On Tuesday, 16 January 2018 18:16:00 UTC, Mad Roger wrote:
On Tue, 16 Jan 2018 08:52:07 -0800 (PST),
tabbypurr wrote:

not really. But cars generally seem to deal with it ok.
Ultimately it comes down to enough force to create enough
friction, and almost any friction material can do that.


I agree with your logical thought process in that the only scientific
summary that makes logical sense is that all pads work just fine in
passenger vehicles, with the main difference being the foot pounds of
torque applied to the brake pedal to obtain the desired deceleration rate..

Hence, any pad is fine, EE or FF or GG, for stopping the vehicle.


With respect we know that all pads or shoes don't work fine, and I've never claimed they do. If your unfamiliar with brake failure on modern cars due to the driver using them more & harder than design specs then maybe brake work is not for you. It's precisely why pursuit vehicles have better brakes.

Driving down a mountainside in one history piece I had, well aware of the tendency for brakes to fail in that scenario. Suffice it to say I had to stop when they were getting close to that point. Had I been Jo Average with no clue about brake fade there would have been a big mess. The first time I encountered this I discovered that the degree of fade was far worse than I'd expected, braking effect can go from 100% to nothing repeatedly. The only thing preventing carnage is the nut behind the wheel.


I certainly bought bad pads in about 2000.

I go though a set of front pads once every couple of years, never more than
two years on my own vehicle, but on this vehicle, it took 20 years to go
through one set of rear shoes.

The ones from the scrapyard OTOH I had no problem with.

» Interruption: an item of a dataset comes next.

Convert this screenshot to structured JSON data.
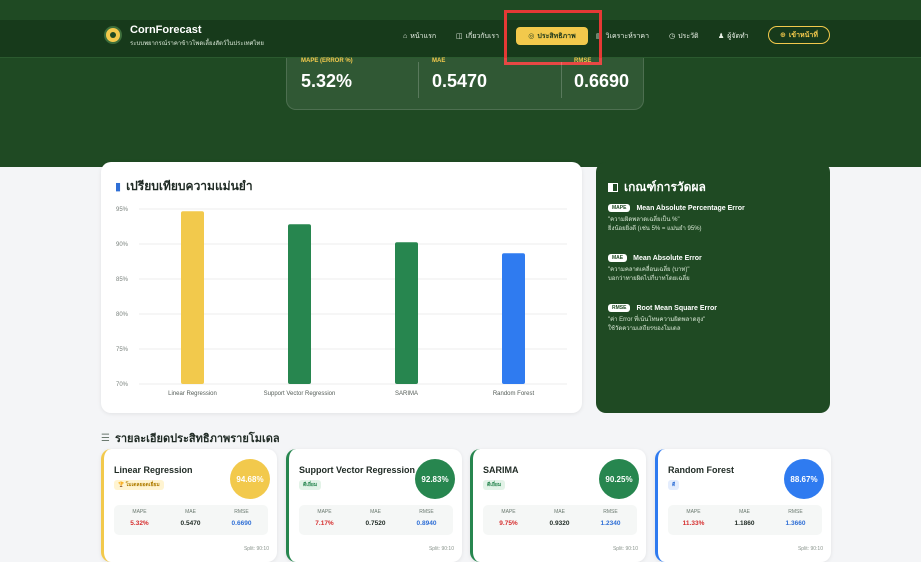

The problem isn't the scrapyard per se.
The problem is getting the *right* pads at the scrapyard.
That can't be easy (see my other post on how that's done).


it's almost trivial

Those I got to see after they'd been used a bit, so I knew they
weren't disintegrating, let alone badly, or oily.


What does that even mean?

You criticised buying pads off scrap vehicles before, but truth
is every time you buy a used car you're getting used brake pads.
It's not a problem really.


I don't at all disagree with your apropos logic that every time you buy a
used car you get used pads, but, you can assume (logically) that the pads
fit.


One would hope so

I've been to junk yards where there literally are junked cars piled four
and five cars high outdoors, where you walk the yard looking for the fender
or mirror that you want.

To look for brake pads would be an order of magnitude harder because you
can't see the brake pad until you find a similar vehicle make model and
year, you climb up to the top car, you remove the wheels, you pull the
rusty drums or calipers off, and then, only then, do you get any chance to
see the condition of the brake pads and shoes.


Normally they're ok, and normally the owner has a pretty good idea which of his stock has had recent brake work on it, so will point you to those.

Or, if the scrapyard does all that for you, and has placed a ton of brake
shoes on the shelves, you can pick among them for the right size and shape,
but that process comes with the problem that you have to have a comparison
pad and shoe in your hands, which means your car is up on blocks and you're
borrowing someone else's car.

If you can read the AMECA edge code, you have a chance at getting the right
shoe or pad, but it sure does seem like a lot of effort when an FF pad or
shoe is about $20 a set of four at Rock Auto.

Did I surmise the scrap yard process incorrectly?
If so, how would you correct that process of *selecting* the right pads?


there were no markings or codes on them then. AFAIK all the available options were asbestos based.

$20 to get pads you don't know how they'll hold up in service versus $1.50 to get pads that you can see are doing good and have 90+% of life left. That's really the choice, at least for cars where you have both options, which of course you don't always.